Stefan Verwer daagt uit met zijn stelling dat hij liever 0,2% van het BNP heeft voor effectieve, zuivere ontwikkelingssamenwerking dan een vervuild budget dat hoger is. Die uitdaging vraagt om een serieuze repliek volgens algemeen directeur René Grotenhuis van Cordaid, ook met het oog op de actuele bezuinigingen binnen het budget voor ontwikkelingssamenwerking.

De Society for International Development (SID) Nederland is onder mijn voorzitterschap in september 2012 een serie lezingen en debatten gestart over de toekomst van de official development assistance (ODA). Het is onmiskenbaar dat het ODA-kader sleets is geworden en aan het eind van zijn levenscyclus is geraakt. We kunnen niet alles meer bij elkaar houden in één alomvattend kader: én de gezondheidszorg in Uruzgan én de klimaat-gerelateerde problemen van droogte en overstroming in Afrika én de mensenrechten in het door moord en geweld geteisterde Guatemala. Werken aan rechtvaardigheid en duurzaamheid kan niet meer in de simpele formule van ‘wij zijn rijk en zij zijn arm’ gevat worden. Afscheid nemen van ODA is niet erg. Het heeft zo’n veertig jaar zijn waarde gehad, maar in de grondig veranderde wereld is het niet gek dat er een einde aan komt.

Drie domeinen

In de afgelopen periode heb ik gepleit voor het onderscheiden van drie domeinen binnen ontwikkelingssamenwerking. Allereerst de problemen van de fragiele staten en conflictgebieden. Vervolgens de middeninkomenslanden en de stabiele ontwikkelingslanden die daarheen op weg zijn zoals Ghana, Bangladesh, Kenia, Tanzania en Indonesië.
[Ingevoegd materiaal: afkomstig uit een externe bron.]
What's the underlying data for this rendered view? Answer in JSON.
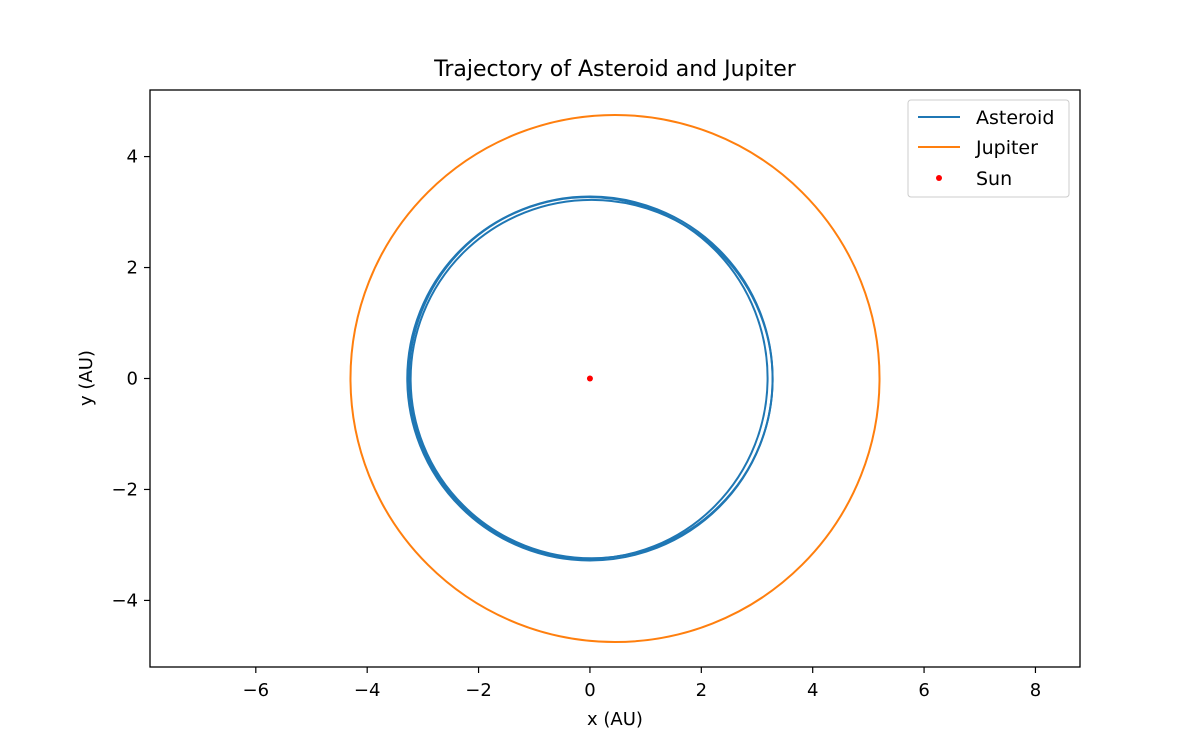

En tot slot het domein van de global public goods. Voor het eerste domein hebben we klassieke ODA nodig om te zorgen dat we mensen een menswaardig bestaan kunnen bieden. Voor het tweede en derde domein zijn nieuwe arrangementen nodig: investeringen, capaciteitsversterking van instituties en nieuwe, thematische global funds.

Effectiviteit: het klinkt zo mooi en niemand is er tegen. En vervolgens blijkt het een hopeloos en dus onbruikbaar begrip. Is effectiviteit dat er geen geld aan de strijkstok blijft hangen en we het geld liefst zelf gaan brengen en bijvoorbeeld ons eigen ticket betalen? Is effectiviteit wanneer geld gaat bijdragen aan de groei van het BNP? Is effectiviteit als je kunt aantonen hoeveel mensen microkredieten hebben gekregen of een kliniek hebben bezocht? Effectiviteit is altijd een randvoorwaarde, geen doel op zichzelf. De effectiviteitsdiscussie heeft ons de afgelopen jaren in het moeras getrokken, zeker in onze sector die jaarlijks ongeveer twintig procent van zijn projecten ziet mislukken. Het moet gaan om de relevantie van ons werk. Is hetgeen we doen nog een antwoord op de vraagstukken van vandaag en morgen? Zijn we vooral bezig met onze historische rol of met de uitdagingen van morgen, liefst overmorgen?

1%

Wat mij betreft blijven we als Nederland ambities tonen voor een substantiële inzet op het gebied van internationale samenwerking. We hebben een topsector die de afgelopen jaren zijn kwaliteit en trekkracht heeft bewezen. Daarvoor moet wat mij betreft 1% van ons BNP worden ingezet voor de drie bovengenoemde domeinen. Van mij mag veiligheid en bescherming van de burgerbevolking onderdeel zijn van die rekening. Het is per slot van rekening het meest urgente en relevante probleem voor juist de allerarmsten in fragiele staten en conflictgebieden. Van mij mogen ook investeringen daar deel van uitmaken, omdat, zie het World Development Report 2013, toegang tot financiële diensten een van de belangrijkste obstakels is voor het creëren van bedrijvigheid en banen in ontwikkelingslanden. Voor mij moet ook het klassieke ODA er deel van uitmaken, omdat dat relevant is voor menselijke waardigheid in conflictgebieden en falende staten. Voor mij horen klimaatgelden daarin, omdat dat relevant is voor de bewoners van de delta van Bangladesh en de boeren in Ethiopië. Die 1% komt wat mij betreft niet alleen uit gewone belastingopbrengsten, maar ook uit de inkomsten van een financial transaction tax, emissierechten en mogelijke andere financieringsbronnen.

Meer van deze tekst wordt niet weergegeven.